The judgment form simply provides for a conviction under section 39-13-102. However, without
the transcript of the guilty plea hearing, it is impossible for this Court to make a certain
determination of whether this enhancement factor was an element of the offense.
Nonetheless, the record before us supports the trial court’s findings relative to the
Defendant’s criminal history and release status at the time he committed the present offenses.
According to the presentence report, the Defendant’s adult record consisted of misdemeanor
convictions for simple possession of marijuana (two counts), driving on a revoked license (two
counts), simple assault (three counts), evading arrest, theft of property, and domestic violence. The
Defendant was on probation for eight years for Class B felony cocaine possession at the time he
committed the aggravated assault and Class C felony cocaine possession, and the record shows that
-4-
two probation violation warrants were issued for the Defendant on this probated sentence. The
twenty-two-year-old Defendant had spent most of his adult life in the criminal court system and had
no significant employment history.
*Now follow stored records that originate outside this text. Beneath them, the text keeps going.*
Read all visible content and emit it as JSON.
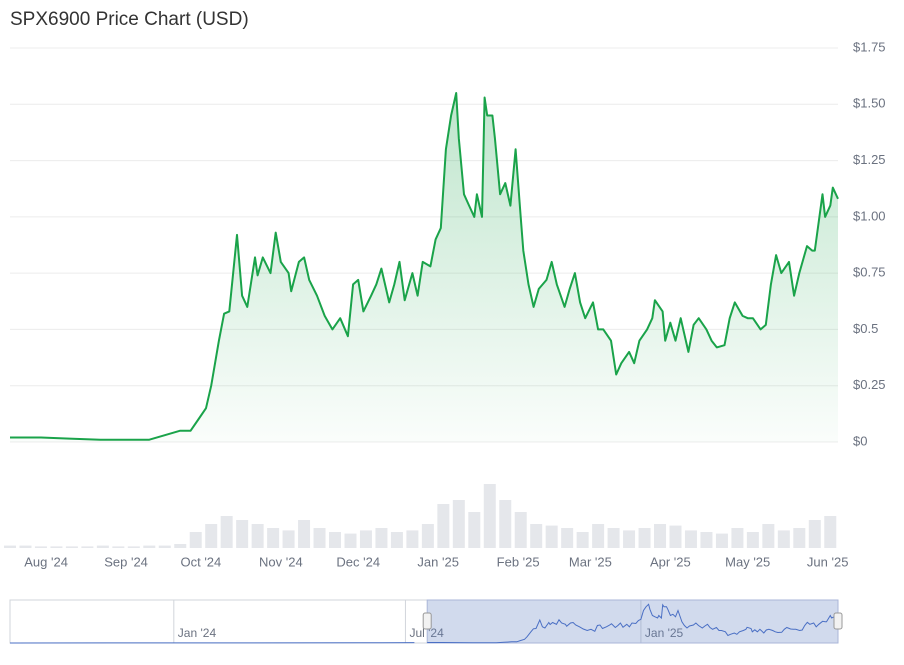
{
  "chart_data": {
    "type": "line",
    "title": "SPX6900 Price Chart (USD)",
    "color": "#1aa34a",
    "grid": true,
    "x": [
      0,
      12,
      23,
      35,
      54,
      60,
      66,
      70,
      73,
      76,
      78,
      81,
      83,
      85,
      88,
      90,
      92,
      95,
      96,
      98,
      101,
      103,
      105,
      108,
      109,
      112,
      114,
      116,
      119,
      122,
      125,
      128,
      131,
      133,
      135,
      137,
      140,
      142,
      144,
      147,
      149,
      151,
      153,
      156,
      158,
      160,
      163,
      165,
      167,
      169,
      171,
      173,
      174,
      176,
      178,
      180,
      181,
      183,
      184,
      185,
      187,
      188,
      190,
      192,
      194,
      196,
      198,
      199,
      201,
      203,
      205,
      208,
      210,
      212,
      215,
      217,
      219,
      221,
      223,
      226,
      228,
      230,
      233,
      235,
      237,
      240,
      242,
      244,
      247,
      249,
      250,
      253,
      254,
      256,
      258,
      260,
      263,
      265,
      267,
      270,
      272,
      274,
      277,
      279,
      281,
      284,
      286,
      288,
      291,
      293,
      295,
      297,
      299,
      302,
      304,
      306,
      309,
      311,
      312,
      315,
      316,
      318,
      319,
      321
    ],
    "values": [
      0.02,
      0.02,
      0.015,
      0.01,
      0.01,
      0.03,
      0.05,
      0.05,
      0.1,
      0.15,
      0.25,
      0.45,
      0.57,
      0.58,
      0.92,
      0.65,
      0.6,
      0.82,
      0.74,
      0.82,
      0.75,
      0.93,
      0.8,
      0.75,
      0.67,
      0.8,
      0.82,
      0.72,
      0.65,
      0.56,
      0.5,
      0.55,
      0.47,
      0.7,
      0.72,
      0.58,
      0.65,
      0.7,
      0.77,
      0.62,
      0.7,
      0.8,
      0.63,
      0.75,
      0.65,
      0.8,
      0.78,
      0.9,
      0.95,
      1.3,
      1.45,
      1.55,
      1.35,
      1.1,
      1.05,
      1.0,
      1.1,
      1.0,
      1.53,
      1.45,
      1.45,
      1.35,
      1.1,
      1.15,
      1.05,
      1.3,
      1.0,
      0.85,
      0.7,
      0.6,
      0.68,
      0.72,
      0.8,
      0.7,
      0.6,
      0.68,
      0.75,
      0.62,
      0.55,
      0.62,
      0.5,
      0.5,
      0.45,
      0.3,
      0.35,
      0.4,
      0.35,
      0.45,
      0.5,
      0.55,
      0.63,
      0.58,
      0.45,
      0.53,
      0.45,
      0.55,
      0.4,
      0.52,
      0.55,
      0.5,
      0.45,
      0.42,
      0.43,
      0.55,
      0.62,
      0.56,
      0.55,
      0.55,
      0.5,
      0.52,
      0.7,
      0.83,
      0.75,
      0.8,
      0.65,
      0.75,
      0.87,
      0.85,
      0.85,
      1.1,
      1.0,
      1.05,
      1.13,
      1.08
    ],
    "xlim": [
      0,
      321
    ],
    "xticks": [
      {
        "value": 14,
        "label": "Aug '24"
      },
      {
        "value": 45,
        "label": "Sep '24"
      },
      {
        "value": 74,
        "label": "Oct '24"
      },
      {
        "value": 105,
        "label": "Nov '24"
      },
      {
        "value": 135,
        "label": "Dec '24"
      },
      {
        "value": 166,
        "label": "Jan '25"
      },
      {
        "value": 197,
        "label": "Feb '25"
      },
      {
        "value": 225,
        "label": "Mar '25"
      },
      {
        "value": 256,
        "label": "Apr '25"
      },
      {
        "value": 286,
        "label": "May '25"
      },
      {
        "value": 317,
        "label": "Jun '25"
      }
    ],
    "ylim": [
      0,
      1.75
    ],
    "yticks": [
      {
        "value": 0,
        "label": "$0"
      },
      {
        "value": 0.25,
        "label": "$0.25"
      },
      {
        "value": 0.5,
        "label": "$0.5"
      },
      {
        "value": 0.75,
        "label": "$0.75"
      },
      {
        "value": 1,
        "label": "$1.00"
      },
      {
        "value": 1.25,
        "label": "$1.25"
      },
      {
        "value": 1.5,
        "label": "$1.50"
      },
      {
        "value": 1.75,
        "label": "$1.75"
      }
    ],
    "volume": {
      "color": "#e5e7eb",
      "ylim": [
        0,
        100
      ],
      "x": [
        0,
        6,
        12,
        18,
        24,
        30,
        36,
        42,
        48,
        54,
        60,
        66,
        72,
        78,
        84,
        90,
        96,
        102,
        108,
        114,
        120,
        126,
        132,
        138,
        144,
        150,
        156,
        162,
        168,
        174,
        180,
        186,
        192,
        198,
        204,
        210,
        216,
        222,
        228,
        234,
        240,
        246,
        252,
        258,
        264,
        270,
        276,
        282,
        288,
        294,
        300,
        306,
        312,
        318
      ],
      "values": [
        3,
        3,
        2,
        2,
        2,
        2,
        3,
        2,
        2,
        3,
        3,
        5,
        20,
        30,
        40,
        35,
        30,
        25,
        22,
        35,
        25,
        20,
        18,
        22,
        25,
        20,
        22,
        30,
        55,
        60,
        45,
        80,
        60,
        45,
        30,
        28,
        25,
        20,
        30,
        25,
        22,
        25,
        30,
        28,
        22,
        20,
        18,
        25,
        20,
        30,
        22,
        25,
        35,
        40
      ]
    },
    "navigator": {
      "color": "#4a6fc4",
      "xlim": [
        -326,
        321
      ],
      "ylim": [
        0,
        1.6
      ],
      "xticks": [
        {
          "value": -198,
          "label": "Jan '24"
        },
        {
          "value": -17,
          "label": "Jul '24"
        },
        {
          "value": 167,
          "label": "Jan '25"
        }
      ],
      "history_x": [
        -326,
        -250,
        -150,
        -50,
        -10
      ],
      "history_values": [
        0.002,
        0.003,
        0.005,
        0.01,
        0.015
      ],
      "selection": [
        0,
        321
      ]
    }
  }
}
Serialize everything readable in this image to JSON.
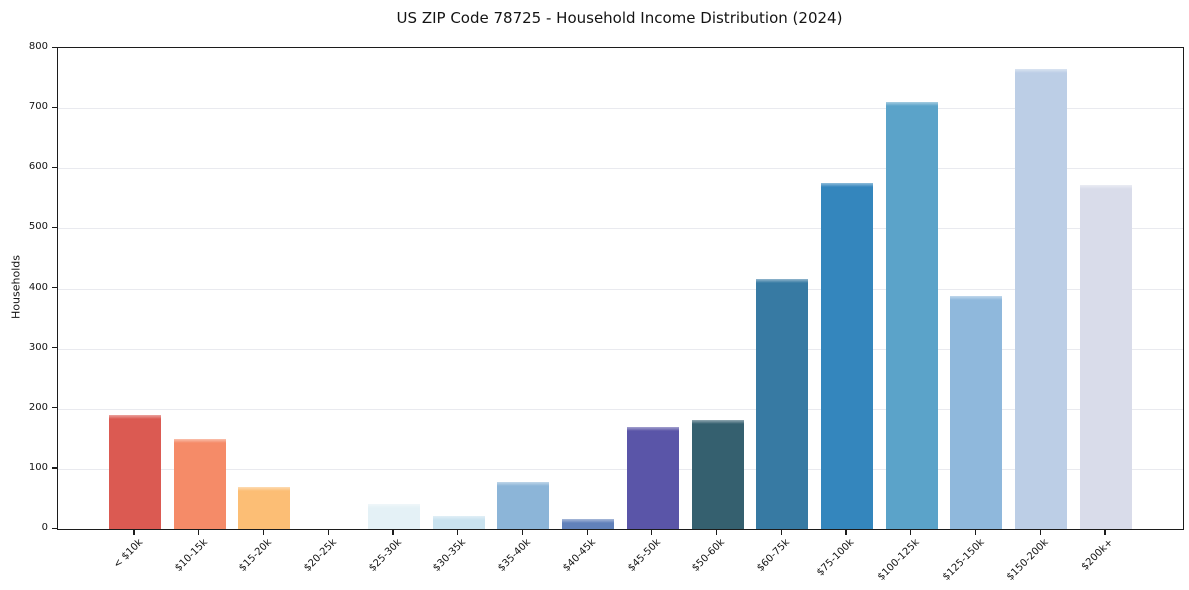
{
  "chart_data": {
    "type": "bar",
    "title": "US ZIP Code 78725 - Household Income Distribution (2024)",
    "ylabel": "Households",
    "xlabel": "",
    "categories": [
      "< $10k",
      "$10-15k",
      "$15-20k",
      "$20-25k",
      "$25-30k",
      "$30-35k",
      "$35-40k",
      "$40-45k",
      "$45-50k",
      "$50-60k",
      "$60-75k",
      "$75-100k",
      "$100-125k",
      "$125-150k",
      "$150-200k",
      "$200k+"
    ],
    "values": [
      190,
      150,
      70,
      0,
      42,
      22,
      79,
      17,
      170,
      181,
      416,
      575,
      710,
      388,
      765,
      572
    ],
    "bar_colors": [
      "#db5a52",
      "#f58b68",
      "#fcbe75",
      "#fde4a9",
      "#e4f1f6",
      "#c9e2ef",
      "#8cb5d8",
      "#6181ba",
      "#5a55a8",
      "#35606f",
      "#377aa3",
      "#3486bd",
      "#5ba3c9",
      "#8fb8dc",
      "#bccee6",
      "#d9dcea"
    ],
    "ylim": [
      0,
      800
    ],
    "ytick_interval": 100,
    "yticks": [
      0,
      100,
      200,
      300,
      400,
      500,
      600,
      700,
      800
    ],
    "grid": "horizontal",
    "legend": "none",
    "background_color": "#ffffff",
    "grid_color": "#e9eaef",
    "spine_color": "#1c1c1c",
    "text_color": "#141414"
  }
}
Additionally, the trial court concluded that “there [was] no
reasonable expectation that [the Defendant] would rehabilitate himself if he was placed back on
release status . . . .” See Tenn. Code Ann. § 40-35-103(1). The Defendant had previously been
given an opportunity to participate in a drug rehabilitation program, but he left the program and
failed to return to jail.
Even if the trial judge did err in considering the deadly weapon enhancement factor, the
Defendant’s criminal history and probationary status are sufficient to support the sentence. We
conclude that the trial court did not err or abuse its discretion in setting the Defendant’s felony
sentences at five years.
CONCLUSION
Based on the foregoing reasoning and authorities, we conclude that the sentence as imposed
is not excessive. The judgment of the Montgomery County Circuit Court is affirmed.